I examined them. They were all from local gay bars.

“He leaves them for me to see,” she said, softly.

Some of the matchbooks had names and phone numbers written in them. “That seems cruel,” I commented.

“To an outsider,” she said, stubbing her cigarette out. She smiled, faintly, ironically. “Tom is — he doesn’t lie very well. He can’t bring himself to talk about this with me, but he won’t lie about it, either. These,” she nodded toward the matchbooks, “are his way of letting me know.”

“Why?” I asked. “Aren’t you the one who told me that discretion is the better part of marriage?”

“I’m more his mother than his wife,” she said as if giving the time. “He depends on me to look after him. And I have a mother’s intuition about him — when his hurts are real, when they’re not,” she continued with a sort of mocking tenderness. “When there’s danger.”

“Lawyers have a kind of intuition, too,” I said, “and my intuition tells me that there’s something you’re holding back.’’

She was silent for a moment, then said, ‘‘I lied about the call. It wasn’t anonymous.”

“Who was it?”

“Sandy,” she replied.

“Why would he threaten Tom?”

She shook her head. “I honestly don’t know. There’s something going on between them. Sandy’s been completely out of control. He and Tom had a big fight a couple of days ago and Tom finally threw him out of the house. Then this.” She shuddered. “I’m afraid, Henry. He’s crazy. Help me find Tom.”

I put aside the questions I wanted to ask her about Tom and Sandy.
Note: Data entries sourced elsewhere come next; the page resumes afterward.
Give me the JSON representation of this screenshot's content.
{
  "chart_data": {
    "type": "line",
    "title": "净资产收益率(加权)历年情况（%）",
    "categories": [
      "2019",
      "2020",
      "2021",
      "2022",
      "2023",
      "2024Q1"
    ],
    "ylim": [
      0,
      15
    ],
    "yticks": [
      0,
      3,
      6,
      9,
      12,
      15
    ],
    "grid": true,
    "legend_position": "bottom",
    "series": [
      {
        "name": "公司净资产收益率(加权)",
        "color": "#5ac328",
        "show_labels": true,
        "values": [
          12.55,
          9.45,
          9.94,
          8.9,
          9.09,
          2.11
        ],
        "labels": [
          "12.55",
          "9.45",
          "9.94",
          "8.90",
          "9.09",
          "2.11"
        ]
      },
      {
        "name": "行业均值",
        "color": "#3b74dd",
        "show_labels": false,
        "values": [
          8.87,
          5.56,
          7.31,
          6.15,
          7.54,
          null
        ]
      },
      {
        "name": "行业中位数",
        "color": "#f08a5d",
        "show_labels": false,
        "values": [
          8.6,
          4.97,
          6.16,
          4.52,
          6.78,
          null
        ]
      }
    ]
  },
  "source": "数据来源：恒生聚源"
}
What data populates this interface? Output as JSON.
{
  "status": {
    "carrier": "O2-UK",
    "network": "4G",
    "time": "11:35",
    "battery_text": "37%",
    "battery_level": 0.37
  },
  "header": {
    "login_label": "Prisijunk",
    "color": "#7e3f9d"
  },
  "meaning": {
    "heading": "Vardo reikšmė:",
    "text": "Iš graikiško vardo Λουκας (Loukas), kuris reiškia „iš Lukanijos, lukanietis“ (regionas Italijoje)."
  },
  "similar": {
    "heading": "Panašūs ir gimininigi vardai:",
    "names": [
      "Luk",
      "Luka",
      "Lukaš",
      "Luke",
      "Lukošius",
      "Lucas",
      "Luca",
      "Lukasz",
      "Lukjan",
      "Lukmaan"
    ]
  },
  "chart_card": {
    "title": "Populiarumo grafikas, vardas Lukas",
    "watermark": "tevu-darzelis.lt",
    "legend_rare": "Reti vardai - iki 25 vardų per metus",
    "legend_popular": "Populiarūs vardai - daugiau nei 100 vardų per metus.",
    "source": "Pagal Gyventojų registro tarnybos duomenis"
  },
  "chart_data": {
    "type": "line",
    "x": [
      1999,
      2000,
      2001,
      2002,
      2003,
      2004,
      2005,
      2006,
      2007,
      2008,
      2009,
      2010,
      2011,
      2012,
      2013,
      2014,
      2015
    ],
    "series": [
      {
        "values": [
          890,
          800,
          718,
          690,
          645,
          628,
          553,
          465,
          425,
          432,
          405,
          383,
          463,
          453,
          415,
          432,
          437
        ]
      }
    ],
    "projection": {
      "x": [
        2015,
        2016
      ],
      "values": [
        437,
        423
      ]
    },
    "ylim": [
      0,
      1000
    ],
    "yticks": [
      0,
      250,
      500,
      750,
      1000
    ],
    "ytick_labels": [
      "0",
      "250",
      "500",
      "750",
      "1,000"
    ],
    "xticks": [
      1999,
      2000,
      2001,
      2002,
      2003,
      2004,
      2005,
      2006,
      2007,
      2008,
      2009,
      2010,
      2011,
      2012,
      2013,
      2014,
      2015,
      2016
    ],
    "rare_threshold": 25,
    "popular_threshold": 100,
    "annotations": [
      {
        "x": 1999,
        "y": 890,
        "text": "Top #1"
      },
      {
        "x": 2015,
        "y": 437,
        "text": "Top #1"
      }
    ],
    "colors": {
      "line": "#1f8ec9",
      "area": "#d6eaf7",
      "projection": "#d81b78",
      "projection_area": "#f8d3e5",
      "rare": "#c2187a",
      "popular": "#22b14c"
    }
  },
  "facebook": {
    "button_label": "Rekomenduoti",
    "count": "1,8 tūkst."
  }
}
They seemed irrelevant when I remembered that Sandy Blenheim was a killer.

“You think he’s at one of these places?” I asked, holding up the matchbooks.

“I don’t know where else to look,” she replied.

Last call had been called five minutes earlier but no one was moving. I walked around the bar again, the last in Tom’s match- book collection. The other three had also been like this, dark and out of the way, far from the glittery strip of Santa Monica Boulevard known by the locals as Boys Town with its trendy bars and discos.

This bar, The Keep, was on a Hollywood side street that had disappeared from the maps around 1930. There wasn’t much to the place: a bar lined with stools where customers could sit and watch their reflections blur in the mirror as the night wore on, a small dance floor bathed in blue light, a few tables lit by orange candles. Posters of beefy naked men covered the walls. Many of the patrons were middle-aged or older, and the level of shrieking was pretty high. Definitely a pre- Stonewall scene.

I leaned against the wall and looked around. Half a dozen of the bar stools were occupied. A handsome man’s reflection smiled at me. I smiled back and continued inspecting the other customers. Tom Zane was not among them.

As I started out the door, I heard someone say, “Ambassador.”